Historically, these dervishes, with their peripatetic lifestyle, practice of celibacy, use of drugs, and flamboyant dress (reflecting “otherness”) were not only opposed to the norms of scriptural, orthodox Islam, but were also quite different from the more ‘sober’ ‘mainstream’ Sufis. This paradoxical nature of these Sufis – on the one hand representing a form of spiritual aspirations more sublime than orthodox Islam, and yet stating clear links to the lower rituals of secular life namely consumption (wine, drugs), reproduction (women), and rhythmic entertainment (song) - seems like the perfect ingredients of attraction and commonality for these kids, who are discovering that the very same rituals are what is defining their days. To them, one can argue, that these rituals are not the lowest but the most important ones in defining their adult personality.

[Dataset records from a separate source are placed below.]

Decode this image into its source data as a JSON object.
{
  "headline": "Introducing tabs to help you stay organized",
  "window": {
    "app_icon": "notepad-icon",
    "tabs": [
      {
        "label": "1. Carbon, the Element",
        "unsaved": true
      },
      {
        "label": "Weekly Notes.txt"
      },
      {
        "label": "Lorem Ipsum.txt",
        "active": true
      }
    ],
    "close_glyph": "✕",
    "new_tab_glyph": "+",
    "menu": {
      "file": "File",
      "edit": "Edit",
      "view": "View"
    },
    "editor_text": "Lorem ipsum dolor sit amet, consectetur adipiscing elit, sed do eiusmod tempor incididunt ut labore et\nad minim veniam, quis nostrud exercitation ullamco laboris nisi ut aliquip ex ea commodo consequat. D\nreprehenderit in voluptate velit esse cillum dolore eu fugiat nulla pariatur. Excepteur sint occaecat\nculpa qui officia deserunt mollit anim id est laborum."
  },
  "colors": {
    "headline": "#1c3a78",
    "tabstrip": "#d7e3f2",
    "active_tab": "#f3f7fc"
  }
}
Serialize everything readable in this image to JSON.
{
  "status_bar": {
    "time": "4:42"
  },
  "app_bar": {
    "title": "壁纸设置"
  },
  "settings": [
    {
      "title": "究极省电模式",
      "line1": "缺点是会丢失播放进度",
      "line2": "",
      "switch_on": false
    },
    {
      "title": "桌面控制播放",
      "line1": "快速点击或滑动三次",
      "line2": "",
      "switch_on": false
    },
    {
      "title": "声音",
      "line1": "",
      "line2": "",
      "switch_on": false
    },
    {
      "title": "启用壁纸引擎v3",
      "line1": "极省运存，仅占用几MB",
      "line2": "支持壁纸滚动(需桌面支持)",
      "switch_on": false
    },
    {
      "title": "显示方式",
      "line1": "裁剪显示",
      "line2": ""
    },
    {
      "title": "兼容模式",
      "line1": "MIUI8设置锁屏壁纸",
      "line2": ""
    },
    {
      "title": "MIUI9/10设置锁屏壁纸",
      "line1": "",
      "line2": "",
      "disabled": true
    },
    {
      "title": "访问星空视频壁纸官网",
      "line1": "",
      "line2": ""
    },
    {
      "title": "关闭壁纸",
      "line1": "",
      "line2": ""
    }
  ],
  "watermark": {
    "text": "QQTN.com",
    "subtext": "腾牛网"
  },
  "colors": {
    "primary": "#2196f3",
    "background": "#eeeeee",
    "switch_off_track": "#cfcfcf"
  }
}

In this aspect, this urban Pakistani youth seems no different. Having long been labelled as ‘burger kids’ and ‘mummy-daddy’ (derogatory terms used to describe the kids of upper-middle class Pakistanis), otherness is not an alien subject to these kids. They are either ridiculed for their privileged life and being indifferent to the ‘cause’ of Pakistan, or find themselves awakened to a youth in which they do not have any control or say and are expected to grow up in their pre-defined life without asking questions – namely an arranged marriage and a profession of their parents choice.
Hence, it is not surprising that an adventure into this shrine with an excuse to do drugs and dance to a beat is enticing. In many ways, it is no different to what happens when music brings youth from all over the world together in different clubs and venues - whether that be for a style statement, similar tastes, socialising and lifestyle association, or for more serious political or social causes.
The music at this shrine seems to fall somewhere in between a club venue and randomly organised rave. And, like the clubs and the raves have their crystal meth and ecstasy, the drug of choice at this shrine is marijuana. With this in mind, it seems all appropriate that the ‘carnivalesque’ of the shrine should make it a natural place to bring together these two ‘others’ from opposite ends of the society, where they can connect and find a common love for music and hate for the materially corrupt and morally conservative mainstream.